In Gillett v. Comm’rs of Lyon Co., 18 Kan. 410, 414, the subject was again considered, and the court said:

“When a county refuses to pay its debts, it may ‘be sued’ like any other corporation, or person, and no statute can be found providing otherwise. The. refusal of a county, through its agents, to pay a debt, is no more a judicial determination that the county does not owe the debt, than the refusal of any other corporation, or person, through its or his agents, to pay a debt is a judicial determination that it or he does not owe the debt. The doctrine that suits against counties for debts may be maintained, is almost everywhere upheld by the courts.”

In Routh v. Finney County, 84 Kan. 25, 113 Pac. 397, it was said by Justice Mason:

“The board of county commissioners in passing upon claims against the county does not exercise a strictly judicial function; the appeal which the statute gives from its disallowance of an account is merely a method for getting the controversy into court. The district court upon such an appeal exercises original jurisdiction.” (Syl. ¶ 1.)

*343In the course of the opinion it was remarked:

“What is called an appeal is really only a means of getting the controversy before a court. It is a substitute for filing a petition and causing a summons to issue. The district court in the one case as in the other acquires and exercises original, and not appellate, jurisdiction.” (p. 27.)

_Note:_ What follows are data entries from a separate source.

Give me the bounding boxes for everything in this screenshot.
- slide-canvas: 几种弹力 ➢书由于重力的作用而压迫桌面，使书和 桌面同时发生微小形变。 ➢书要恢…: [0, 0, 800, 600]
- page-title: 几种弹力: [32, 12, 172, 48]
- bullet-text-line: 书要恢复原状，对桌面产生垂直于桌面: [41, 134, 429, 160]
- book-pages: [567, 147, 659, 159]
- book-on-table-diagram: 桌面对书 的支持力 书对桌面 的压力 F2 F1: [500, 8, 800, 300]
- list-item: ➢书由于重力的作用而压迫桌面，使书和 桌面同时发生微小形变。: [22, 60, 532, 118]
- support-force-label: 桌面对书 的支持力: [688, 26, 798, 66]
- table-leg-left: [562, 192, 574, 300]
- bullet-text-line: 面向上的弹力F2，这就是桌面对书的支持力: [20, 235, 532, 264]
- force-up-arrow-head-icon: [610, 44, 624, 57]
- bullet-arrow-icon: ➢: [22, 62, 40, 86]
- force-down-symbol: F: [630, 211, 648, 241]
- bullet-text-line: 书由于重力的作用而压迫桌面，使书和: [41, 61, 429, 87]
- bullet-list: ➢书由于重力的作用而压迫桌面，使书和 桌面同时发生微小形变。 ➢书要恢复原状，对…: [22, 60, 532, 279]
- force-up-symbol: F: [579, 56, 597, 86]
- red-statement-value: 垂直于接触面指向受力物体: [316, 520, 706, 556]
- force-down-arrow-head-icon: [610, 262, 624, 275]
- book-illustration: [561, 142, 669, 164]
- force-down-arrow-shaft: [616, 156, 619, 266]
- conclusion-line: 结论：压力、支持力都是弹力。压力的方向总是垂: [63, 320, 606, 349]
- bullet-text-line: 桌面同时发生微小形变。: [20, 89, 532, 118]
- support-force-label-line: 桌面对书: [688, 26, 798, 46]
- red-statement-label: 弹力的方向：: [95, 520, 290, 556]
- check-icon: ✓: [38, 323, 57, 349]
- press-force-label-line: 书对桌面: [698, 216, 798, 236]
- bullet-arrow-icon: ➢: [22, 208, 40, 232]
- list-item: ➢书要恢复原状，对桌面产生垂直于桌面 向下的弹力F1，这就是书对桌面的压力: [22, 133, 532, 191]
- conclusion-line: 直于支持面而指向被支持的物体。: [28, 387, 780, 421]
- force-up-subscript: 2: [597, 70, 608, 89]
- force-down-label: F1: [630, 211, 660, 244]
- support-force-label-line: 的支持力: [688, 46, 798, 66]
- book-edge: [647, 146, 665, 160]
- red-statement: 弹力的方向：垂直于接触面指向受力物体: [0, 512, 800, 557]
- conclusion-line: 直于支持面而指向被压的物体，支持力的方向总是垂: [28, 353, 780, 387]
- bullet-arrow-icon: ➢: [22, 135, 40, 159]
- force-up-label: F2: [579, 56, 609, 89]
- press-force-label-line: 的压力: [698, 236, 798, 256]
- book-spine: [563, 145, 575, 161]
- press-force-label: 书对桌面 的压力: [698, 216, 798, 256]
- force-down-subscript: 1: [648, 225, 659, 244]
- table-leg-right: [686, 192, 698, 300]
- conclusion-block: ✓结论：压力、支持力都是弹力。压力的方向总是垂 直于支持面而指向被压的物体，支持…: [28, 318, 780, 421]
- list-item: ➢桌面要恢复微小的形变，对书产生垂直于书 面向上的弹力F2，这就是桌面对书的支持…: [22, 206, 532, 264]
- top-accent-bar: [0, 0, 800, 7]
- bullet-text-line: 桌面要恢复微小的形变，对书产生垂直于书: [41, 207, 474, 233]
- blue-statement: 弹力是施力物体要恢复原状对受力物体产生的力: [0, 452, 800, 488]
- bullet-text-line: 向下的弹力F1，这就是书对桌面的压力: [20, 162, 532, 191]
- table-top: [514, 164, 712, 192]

Following these authorities it must be held that the plaintiffs were not concluded by the disallowance of the claim on April 3, 1933. Payment had been refused, but no judicial determination of the claim had been made. It could be reexamined in whole or in part by the board. The refusal of payment warranted the bringing of an action by plaintiffs or the taking of an appeal. It, as has been so often decided, is no more than a way of getting the controversy before a judicial tribunal with power to hear and adjudicate the questions involved in the claim and. render a judgment thereon that is enforceable.

The cash-basis law, enacted about that time, provided that such claims held by creditors against the county should be presented within a very limited time. Plaintiffs had a claim against the county on a contract for its services and expenses, which had been refused, and it was therefore a creditor of the county. In accordance with that law they again presented it to the commissioners and it was again considered and refused. That law required dispatch and speed in order to conform with our system, and it was provided that if the claim was disallowed an appeal might be taken to the district court, and the special proceedings prescribed by it are set forth and were complied with. The appeal was taken in the way provided, and when this was done the claim was before a court for the first time with power and jurisdiction to determine all questions involved in it. Under the law the court had jurisdiction to hear and determine every legal question there was in the case, and the plaintiffs were not precluded from presenting it by the fact that the board had disallowed the same.

The judgment will therefore be reversed, and the cause remanded for a real trial of the appeal by the district court. It is so ordered.